Mit VLANs und Zugang zu SAN-Systemen will Strato seinen Kunden die Möglichkeit geben, hochverfügbare und lastverteilte Web- und Cloudanwendungen anzubieten. ZDNet zeigt, welche Szenarien sich mit den neuen Produkten realisieren lassen.

Der im November von der Deutschen Telekom übernommene Webhoster Strato hat seine Produktpalette deutlich erweitert. Kunden von dedizierten Servern können ab sofort VLANs, Speicherplatz auf SAN-Storagesystemen und IPv6 buchen.
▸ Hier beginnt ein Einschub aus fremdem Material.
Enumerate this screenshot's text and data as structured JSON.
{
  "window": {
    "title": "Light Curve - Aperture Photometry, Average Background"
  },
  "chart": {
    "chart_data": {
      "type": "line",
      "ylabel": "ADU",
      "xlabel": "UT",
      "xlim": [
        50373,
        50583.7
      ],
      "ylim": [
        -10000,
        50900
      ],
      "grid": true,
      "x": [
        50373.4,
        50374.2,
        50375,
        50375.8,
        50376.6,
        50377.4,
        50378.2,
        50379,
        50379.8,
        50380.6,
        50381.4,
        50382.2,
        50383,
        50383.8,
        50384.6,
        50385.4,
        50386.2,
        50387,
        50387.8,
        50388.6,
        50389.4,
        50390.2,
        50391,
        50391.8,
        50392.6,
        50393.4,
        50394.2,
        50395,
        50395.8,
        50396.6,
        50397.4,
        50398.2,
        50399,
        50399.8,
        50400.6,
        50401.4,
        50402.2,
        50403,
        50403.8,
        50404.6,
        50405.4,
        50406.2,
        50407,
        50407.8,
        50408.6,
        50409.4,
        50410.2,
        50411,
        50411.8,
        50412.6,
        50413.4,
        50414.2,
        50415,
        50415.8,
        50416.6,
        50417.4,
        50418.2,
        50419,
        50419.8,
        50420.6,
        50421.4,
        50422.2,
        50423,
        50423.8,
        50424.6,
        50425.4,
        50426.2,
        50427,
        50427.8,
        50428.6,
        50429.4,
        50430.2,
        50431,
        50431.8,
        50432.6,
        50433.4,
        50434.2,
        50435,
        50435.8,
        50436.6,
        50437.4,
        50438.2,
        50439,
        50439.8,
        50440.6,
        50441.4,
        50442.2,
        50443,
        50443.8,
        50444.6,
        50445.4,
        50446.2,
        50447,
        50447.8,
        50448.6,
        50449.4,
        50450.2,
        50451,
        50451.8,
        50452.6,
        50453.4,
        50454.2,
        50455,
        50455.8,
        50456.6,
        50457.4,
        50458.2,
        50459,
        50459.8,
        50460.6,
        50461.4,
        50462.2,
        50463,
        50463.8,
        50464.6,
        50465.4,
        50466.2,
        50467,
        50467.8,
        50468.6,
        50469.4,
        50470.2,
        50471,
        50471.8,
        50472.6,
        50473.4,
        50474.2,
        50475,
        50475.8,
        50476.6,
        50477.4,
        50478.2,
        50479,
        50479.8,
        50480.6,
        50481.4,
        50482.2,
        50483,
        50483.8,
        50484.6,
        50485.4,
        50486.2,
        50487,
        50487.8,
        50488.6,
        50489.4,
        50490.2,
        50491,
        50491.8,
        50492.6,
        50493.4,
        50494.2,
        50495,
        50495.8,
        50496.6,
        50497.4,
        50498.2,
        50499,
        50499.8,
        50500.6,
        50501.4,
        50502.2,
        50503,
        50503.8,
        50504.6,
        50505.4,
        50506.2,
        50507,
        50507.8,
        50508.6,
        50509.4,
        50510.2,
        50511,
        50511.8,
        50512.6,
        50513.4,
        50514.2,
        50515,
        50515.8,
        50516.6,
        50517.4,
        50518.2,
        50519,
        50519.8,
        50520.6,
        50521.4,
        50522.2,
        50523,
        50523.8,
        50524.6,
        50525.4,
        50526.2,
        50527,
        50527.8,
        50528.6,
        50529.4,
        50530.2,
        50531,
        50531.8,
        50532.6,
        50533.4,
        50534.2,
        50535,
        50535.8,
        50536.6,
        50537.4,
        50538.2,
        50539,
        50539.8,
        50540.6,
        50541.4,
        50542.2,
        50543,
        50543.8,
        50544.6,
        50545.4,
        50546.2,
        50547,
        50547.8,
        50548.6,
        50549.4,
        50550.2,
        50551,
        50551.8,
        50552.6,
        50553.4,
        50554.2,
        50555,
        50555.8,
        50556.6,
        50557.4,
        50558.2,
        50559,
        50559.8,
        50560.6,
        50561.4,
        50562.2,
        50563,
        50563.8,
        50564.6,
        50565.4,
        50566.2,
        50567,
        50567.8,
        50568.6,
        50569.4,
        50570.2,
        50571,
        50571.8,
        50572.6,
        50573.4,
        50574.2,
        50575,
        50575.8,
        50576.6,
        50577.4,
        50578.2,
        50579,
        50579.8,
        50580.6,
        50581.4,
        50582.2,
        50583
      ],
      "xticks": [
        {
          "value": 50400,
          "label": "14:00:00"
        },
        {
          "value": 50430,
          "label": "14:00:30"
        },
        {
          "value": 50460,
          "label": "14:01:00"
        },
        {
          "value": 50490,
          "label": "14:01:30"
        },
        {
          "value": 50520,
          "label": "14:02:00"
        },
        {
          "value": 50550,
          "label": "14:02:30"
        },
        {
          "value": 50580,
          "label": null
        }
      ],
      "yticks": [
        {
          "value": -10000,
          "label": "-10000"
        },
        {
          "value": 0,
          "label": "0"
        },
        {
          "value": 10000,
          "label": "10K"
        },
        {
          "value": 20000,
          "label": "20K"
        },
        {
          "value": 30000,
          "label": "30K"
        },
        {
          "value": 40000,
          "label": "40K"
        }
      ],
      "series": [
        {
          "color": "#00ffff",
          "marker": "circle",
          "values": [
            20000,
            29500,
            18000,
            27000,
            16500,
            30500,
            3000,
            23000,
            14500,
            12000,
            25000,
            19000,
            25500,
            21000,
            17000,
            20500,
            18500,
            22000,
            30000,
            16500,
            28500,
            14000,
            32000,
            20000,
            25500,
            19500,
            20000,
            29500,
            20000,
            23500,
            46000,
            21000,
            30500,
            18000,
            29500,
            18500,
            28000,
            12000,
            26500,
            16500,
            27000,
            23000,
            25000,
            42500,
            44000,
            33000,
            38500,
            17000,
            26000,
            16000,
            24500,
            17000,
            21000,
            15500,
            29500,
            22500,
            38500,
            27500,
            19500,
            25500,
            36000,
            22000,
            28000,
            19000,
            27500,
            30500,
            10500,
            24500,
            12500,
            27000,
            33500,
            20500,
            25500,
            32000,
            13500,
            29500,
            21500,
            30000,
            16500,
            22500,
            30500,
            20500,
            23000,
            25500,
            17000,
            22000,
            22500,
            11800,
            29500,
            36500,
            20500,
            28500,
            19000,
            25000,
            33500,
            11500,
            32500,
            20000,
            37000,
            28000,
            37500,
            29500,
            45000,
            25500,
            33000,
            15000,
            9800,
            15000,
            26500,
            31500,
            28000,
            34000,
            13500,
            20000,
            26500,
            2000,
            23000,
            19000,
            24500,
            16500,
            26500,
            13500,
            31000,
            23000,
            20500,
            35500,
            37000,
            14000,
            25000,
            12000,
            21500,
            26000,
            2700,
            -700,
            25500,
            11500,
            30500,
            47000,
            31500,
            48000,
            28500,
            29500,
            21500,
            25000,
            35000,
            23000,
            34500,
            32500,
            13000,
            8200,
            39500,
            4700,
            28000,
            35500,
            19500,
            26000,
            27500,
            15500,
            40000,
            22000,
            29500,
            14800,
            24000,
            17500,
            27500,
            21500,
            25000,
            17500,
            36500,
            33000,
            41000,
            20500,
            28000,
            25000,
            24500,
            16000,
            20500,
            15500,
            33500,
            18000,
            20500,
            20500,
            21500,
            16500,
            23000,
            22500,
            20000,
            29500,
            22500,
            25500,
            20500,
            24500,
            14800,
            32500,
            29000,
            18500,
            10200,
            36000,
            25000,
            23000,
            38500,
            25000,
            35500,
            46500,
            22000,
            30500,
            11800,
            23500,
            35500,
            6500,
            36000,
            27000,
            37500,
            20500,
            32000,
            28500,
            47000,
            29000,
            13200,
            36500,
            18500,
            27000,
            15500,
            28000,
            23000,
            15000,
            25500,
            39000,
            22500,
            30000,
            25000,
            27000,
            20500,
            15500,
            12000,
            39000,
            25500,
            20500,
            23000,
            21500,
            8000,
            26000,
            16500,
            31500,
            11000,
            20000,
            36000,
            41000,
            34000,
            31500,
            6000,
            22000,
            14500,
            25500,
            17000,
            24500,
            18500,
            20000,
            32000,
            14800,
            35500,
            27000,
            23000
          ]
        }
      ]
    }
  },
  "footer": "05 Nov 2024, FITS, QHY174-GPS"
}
Damit bietet der Berliner Webhoster erstmals ein Portfolio an, das für den Aufbau missionskritischer Web- und Cloudangebote geeignet ist, die Hochverfügbarkeit garantieren können. Das ist für einen Anbieter von fertig konfektionierten und damit preisgünstigen Serverlösungen durchaus ein Novum.

Bei dem Angebot „Strato ProNet VLAN“ handelt es sich technisch gesehen nicht um ein VLAN auf der OSI-Schicht 2, sondern um ein privates IP-Teilnetz aus dem Bereich 10.x.y.0/24, in das der Kunde bis zu 254 Server einbuchen kann. Dazu nutzt Strato die zweite Netzwerkkarte, über die jeder dedizierte Strato-Server verfügt.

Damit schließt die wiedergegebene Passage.